Amanecer carmesí (IV)

En el mismo instante en el que tensaba la cuerda otra figura llamó su atención en la plaza, haciéndole cambiar de objetivo instintivamente. No parecía uno de los mercenarios o, al menos, no estaba ataviado de la misma forma. Al igual que los demás había roto la formación con la que se habían protegido en un principio y había ido al encuentro de sus hombres; pero con la diferencia de que ni había buscado refugio en algún compañero cercano ni parecía necesitarlo. Había irrumpido en solitario en el grueso de sus filas y no sólo se mantenía ileso, sino que estaba causando estragos.
Por un momento olvidó el resto de la contienda y se centró en ese personaje. Sin duda era un buen guerrero, a la vista estaba que mucho mejor que sus esbirros; lo cual por otra parte había de reconocer que no era un logro desmedido. Aunque su estilo era del todo distinto no tenía nada que envidiar al del líder de la compañía; además, a su favor jugaba la edad. Portaba una escueta armadura que no le brindaba mucha defensa, pero lo compensaba con un repertorio de movimientos ágiles y fluidos que sin duda no habría podido llevar a cabo con otra protección más pesada. Manejaba únicamente una katana, con una naturalidad y una soltura que hacía tiempo que no veía.
Justo en el momento en el que sus ojos habían recaído sobre él llevaba a cabo una finta que le permitía zafarse de la arremetida de dos de sus oponentes, a la vez que con un rápido movimiento desviaba el filo de otro de ellos. No pareciéndole lo bastante compleja la maniobra aún conseguía asir la muñeca del cuarto y retorcerle el brazo lo suficiente como para hacerle soltar el arma. El ardid defensivo dio paso a una ofensiva feroz: una sucesión de ataques, cuatro, uno por cada contrario. Se deslizó entre ellos al mismo tiempo que ondeaba su acero como un instrumento de muerte. En ese instante sus miradas se cruzaron.

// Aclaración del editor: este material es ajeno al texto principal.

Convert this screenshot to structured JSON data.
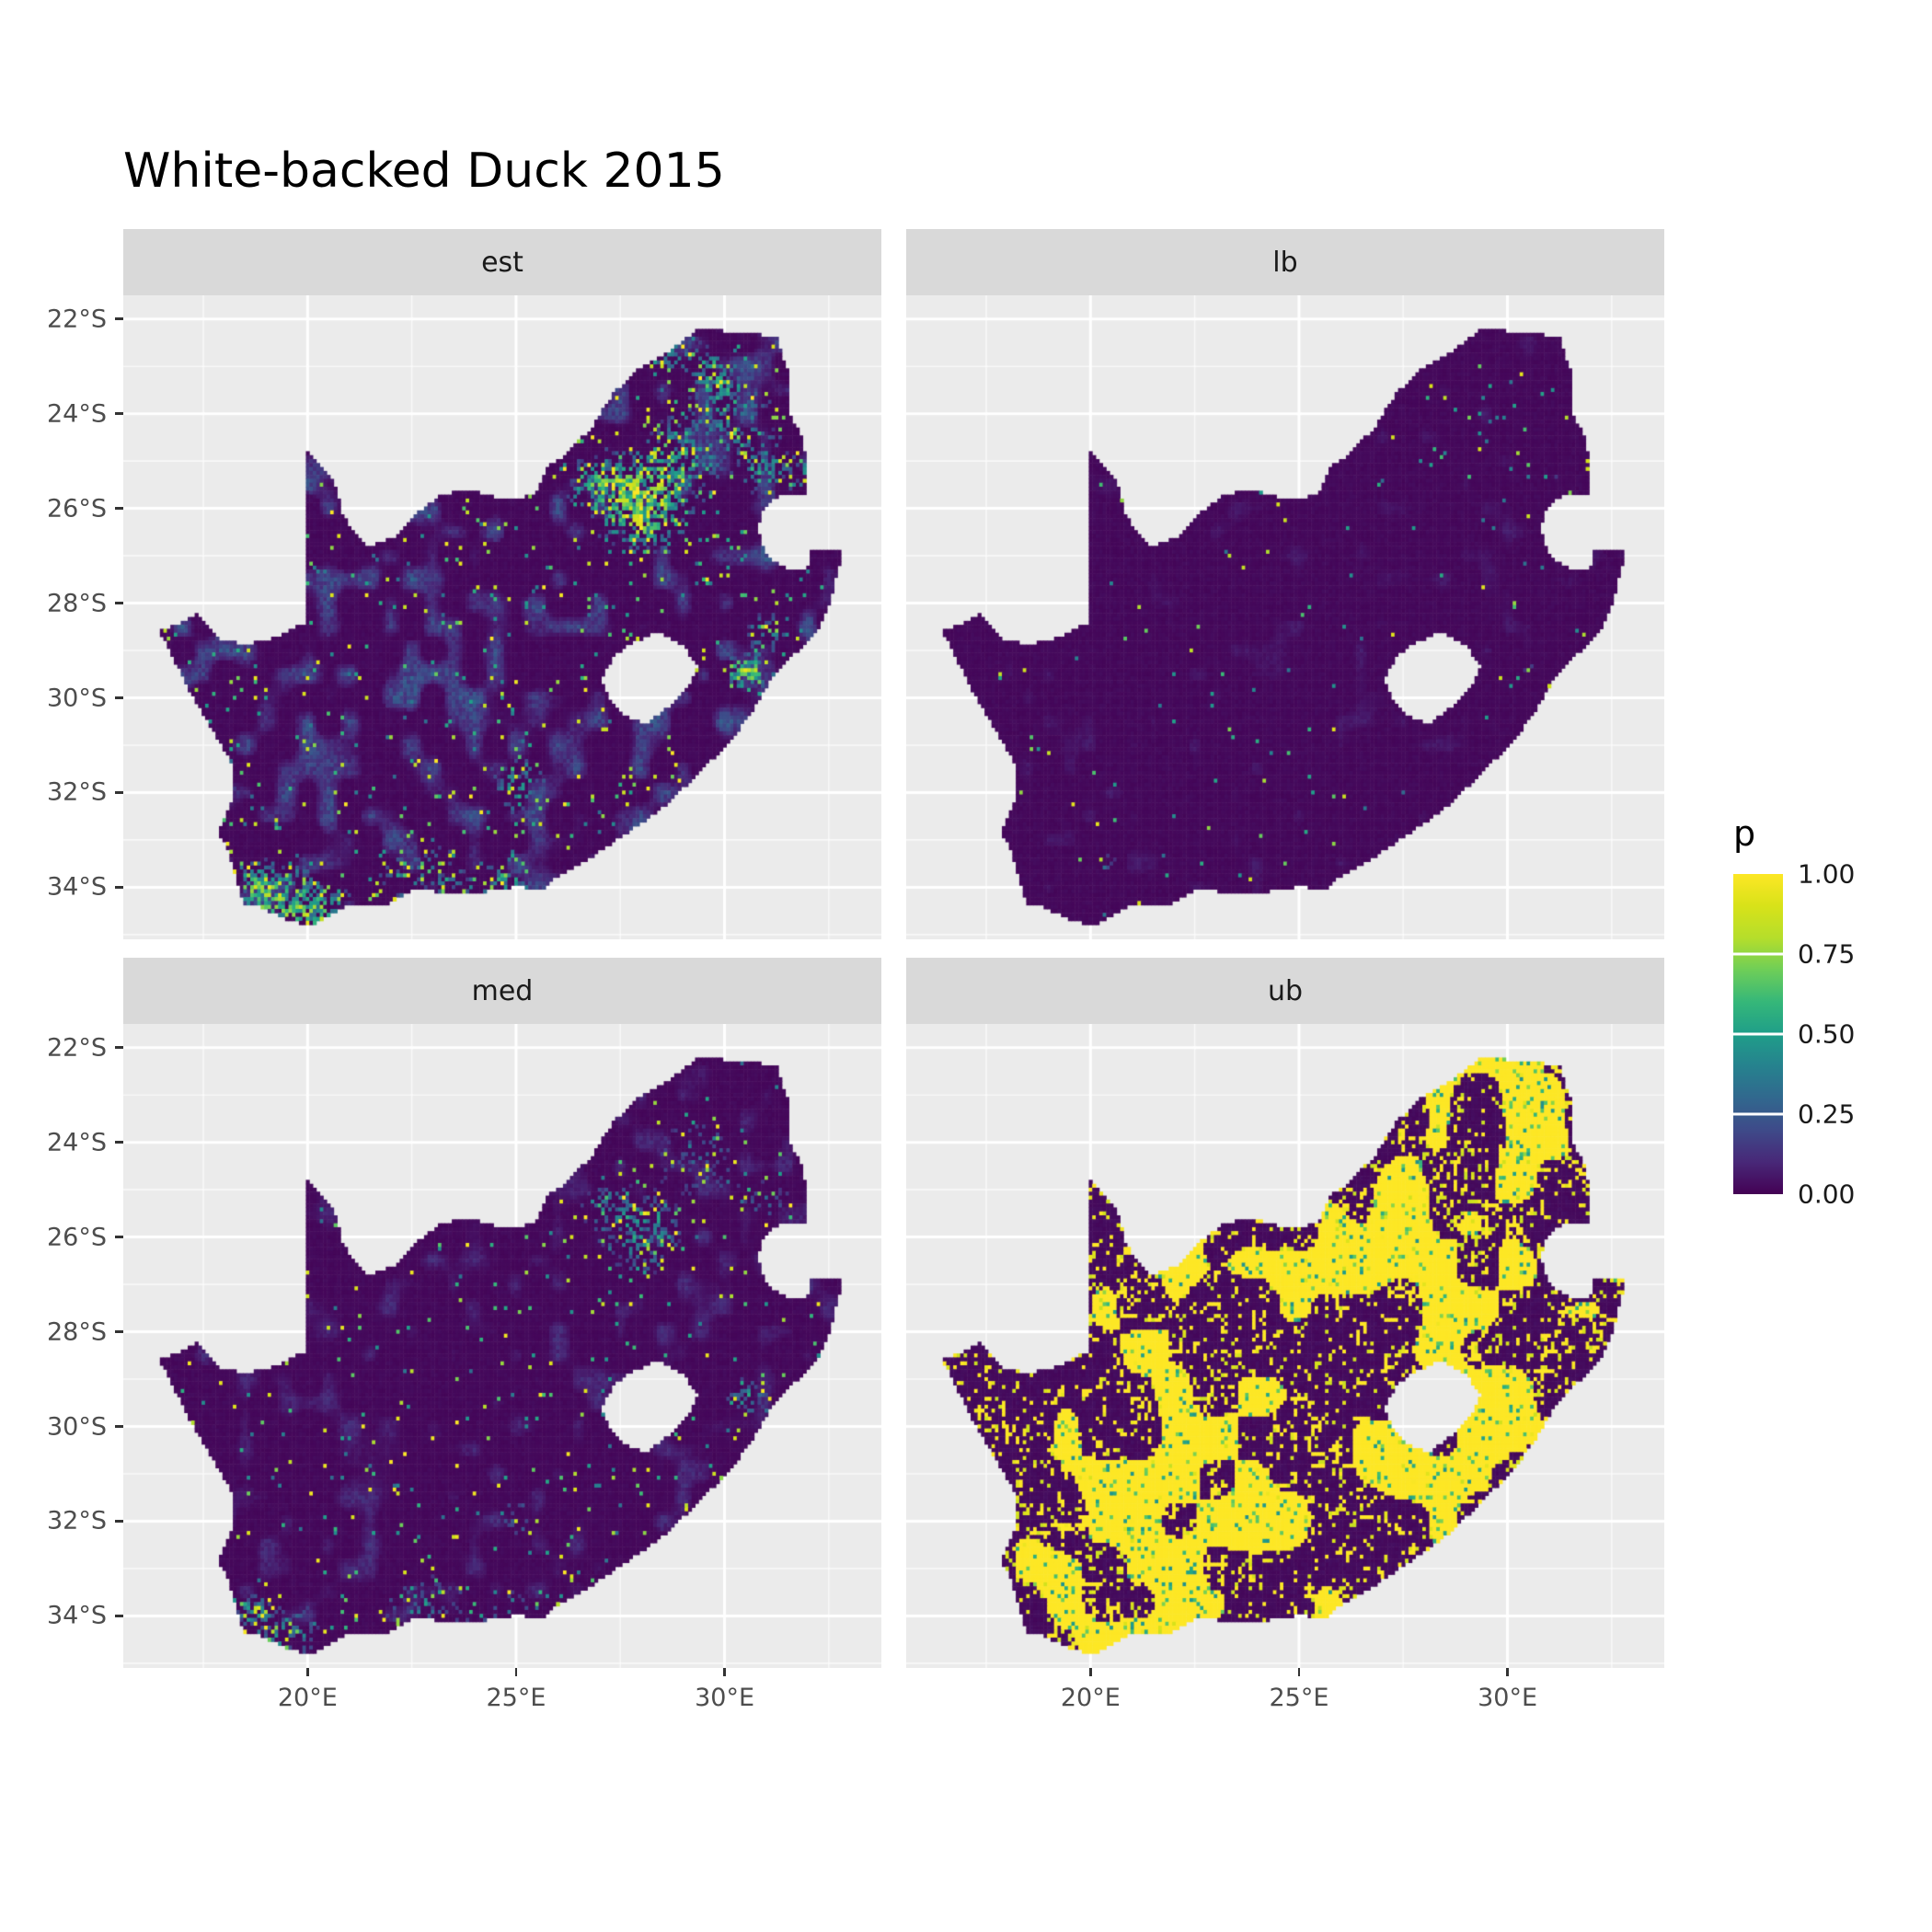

Desde la plaza, rodeado de los cadáveres de sus hombres, lo miró con intensidad, marcando el desafío. Aún sostenía la flecha sobre la cuerda del arco, en un suspiro lo tensó y apuntó; pero él no se movió ni un ápice. Permaneció impasible, retándolo desde la distancia, demostrando no tenerle miedo. Apretó los dientes y soltó un gruñido, no iba a permitir que le plantase cara quien debería temerle, quien estaba a punto de morir por su mano.
El venablo partió certero y sin remisión. Afilado, veloz, ineludible, imparable. El impacto atravesó el corazón de su víctima, que se abatió inerte hacia el firme teñido de tonos carmesí.